Come un giovane sposa una vergine 

così ti sposerà il tuo costruttore;
con la gioia dello sposo per la sposa 

il tuo Dio gioirà per te.

 

LXX 

Come un giovane coabita
(nel matrimonio) con una vergine,
così abiteranno in te i tuoi figli;
e avverrà: come gioisce lo sposo
per la sposa,
così il Signore gioirà per te. 

 Nel v. 5a il testo ebraico orienta il lettore a contemplare l'evento delle nozze del Signore con Gerusalemme e, in tale contesto, il titolo dato al Signore ("tuo costruttore") mostra che l'immagine sponsale è correlata alla ricostruzione e al rinnovamento di Sion. La versione dei LXX, invece, fin dall'inizio conferisce una peculiare accentuazione all'immagine sponsale. Il verbo sunoikew (sunoikéo), infatti, significa certo "sono congiunto in matrimonio", ma la sua sfumatura propria è quella di "dimorare insieme", "convivere", "coabitare". Ricorrendo a questo verbo la versione greca comprende l'immagine sponsale come metafora dell'amore con cui i figli di Sion porranno in essa la propria dimora. Questo spostamento di accento fa sì che le due parti in cui si suddivide il v. 5 non siano più tra loro omogenee. Effettivamente nel testo ebraico tutto il v. 5 sviluppa l'immagine sponsale in riferimento alla rinnovata comunione salvifica tra JHWH e Sion. Nella versione greca, invece, la prima parte del v. 5 illumina con l'immagine sponsale il fatto che Gerusalemme sarà nuovamente ripopolata dai suoi figli, mentre la seconda parte, in sintonia con il testo ebraico, annuncia la gioia sponsale del Signore per la “città" sua sposa. La traduzione dei LXX ha conservato la metafora della “verginità", rinnovata da Dio alla sua sposa, in quanto il motivo della gioia dello sposo (v. 5b) si riferisce al riconoscimento giuridico, da parte dello sposo, della verginità della sposa. Al tempo stesso, però, essa sottolinea che la "verginità" di Sion ha la sua espressione nella fedeltà dei suoi figli che, nonostante le rovine e le insicurezze socio-economiche, sceglieranno di porre in essa la propria dimora. Per i LXX, in altri termini, la "vergine" Sion costituisce il punto nel quale l'amore sponsale del Signore e l'amore dei figli per la sposa si fondono in unità.

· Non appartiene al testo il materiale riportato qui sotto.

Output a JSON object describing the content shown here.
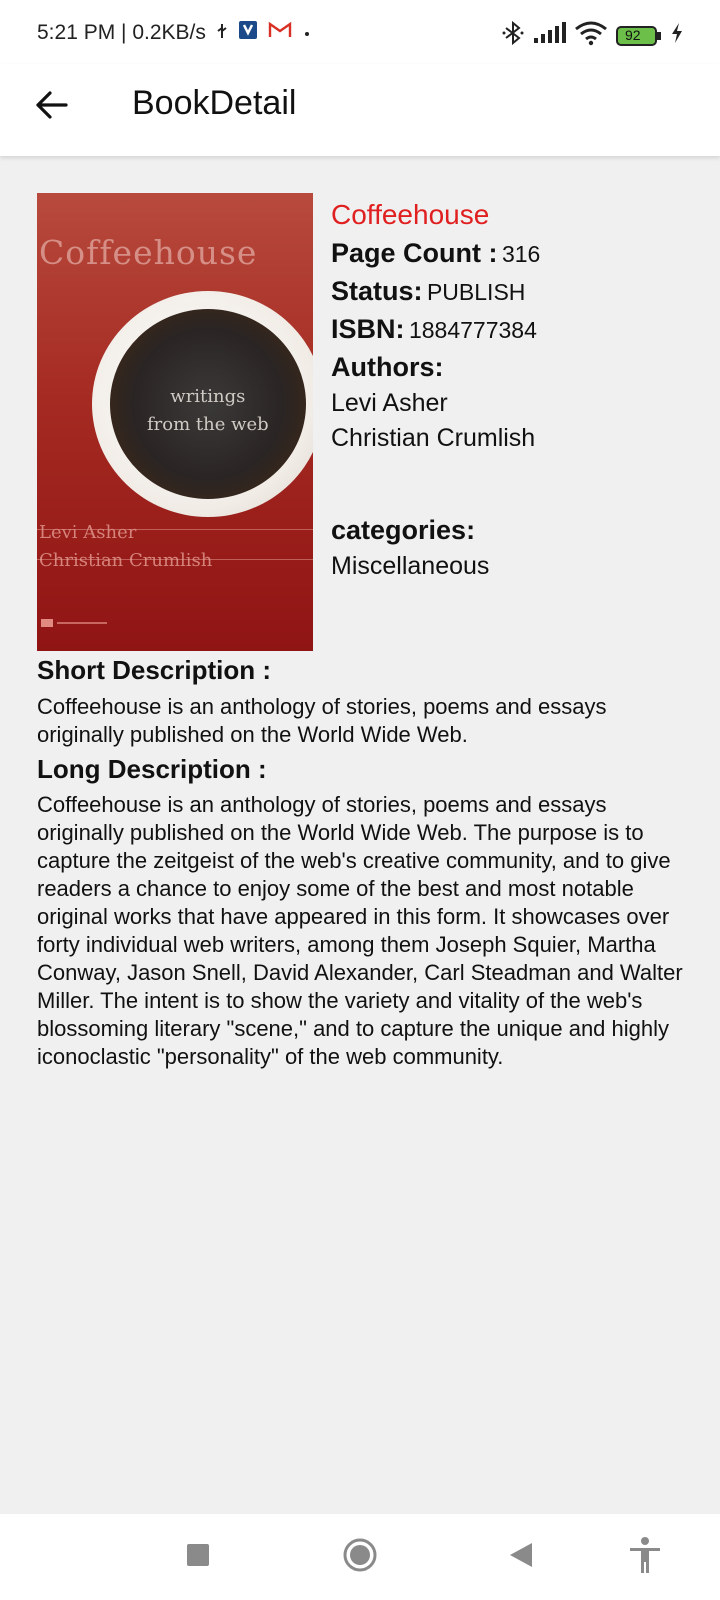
{
  "status_bar": {
    "time_speed": "5:21 PM | 0.2KB/s",
    "battery": "92",
    "icons": [
      "usb-icon",
      "app-notification-icon",
      "gmail-icon",
      "dot-icon",
      "bluetooth-icon",
      "signal-icon",
      "wifi-icon",
      "battery-icon",
      "charging-icon"
    ]
  },
  "app_bar": {
    "title": "BookDetail",
    "back_icon": "arrow-back-icon"
  },
  "cover": {
    "title": "Coffeehouse",
    "subtitle_line1": "writings",
    "subtitle_line2": "from the web",
    "author1": "Levi Asher",
    "author2": "Christian Crumlish"
  },
  "book": {
    "title": "Coffeehouse",
    "page_count_label": "Page Count :",
    "page_count": "316",
    "status_label": "Status:",
    "status": "PUBLISH",
    "isbn_label": "ISBN:",
    "isbn": "1884777384",
    "authors_label": "Authors:",
    "authors": [
      "Levi Asher",
      "Christian Crumlish"
    ],
    "categories_label": "categories:",
    "categories": [
      "Miscellaneous"
    ]
  },
  "short_description": {
    "label": "Short Description :",
    "text": "Coffeehouse is an anthology of stories, poems and essays originally published on the World Wide Web."
  },
  "long_description": {
    "label": "Long Description :",
    "text": "Coffeehouse is an anthology of stories, poems and essays originally published on the World Wide Web. The purpose is to capture the zeitgeist of the web's creative community, and to give readers a chance to enjoy some of the best and most notable original works that have appeared in this form. It showcases over forty individual web writers, among them Joseph Squier, Martha Conway, Jason Snell, David Alexander, Carl Steadman and Walter Miller. The intent is to show the variety and vitality of the web's blossoming literary \"scene,\" and to capture the unique and highly iconoclastic \"personality\" of the web community."
  },
  "nav_bar": {
    "icons": [
      "recents-square-icon",
      "home-circle-icon",
      "back-triangle-icon",
      "accessibility-icon"
    ]
  },
  "colors": {
    "title_red": "#e02020",
    "background": "#f0f0f0",
    "bar": "#ffffff"
  }
}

Le riflessioni appena sviluppate rendono possibile comprendere il testo greco di Is 7,14. Traducendo con parqenoz (parthenos) il termine ebraico 'almáh, i LXX testimoniano una tradizione nella quale si poneva l'accento su Sion come colei dalla quale sarebbe venuto I"'Emmanuele". Per la nostra tradizione non era certamente la Sion dell'ora presente, quella dalla quale sarebbe nato il "principe della pace", il "Rampollo" uscito dalla radice di lesse. La Sion madre dell'Emmanuele è infatti contemplata nella luce della promessa e quindi nell'orizzonte della salvezza futura, quando il Signore realizzerà la nuova alleanza, rinnovando il popolo con la tenerezza del suo amore (cf Is 54,4-10). La Sion "vergine" di Is 62,5 è simbolo del popolo reso nuovo dal suo Creatore. I figli che abitano in essa, per i LXX, sono appunto il popolo che Dio ha rinnovato e reso testimone della sua salvezza. La nascita dell'Emmanuele, in definitiva, è segno della nuova Sion e quindi della nuova creazione.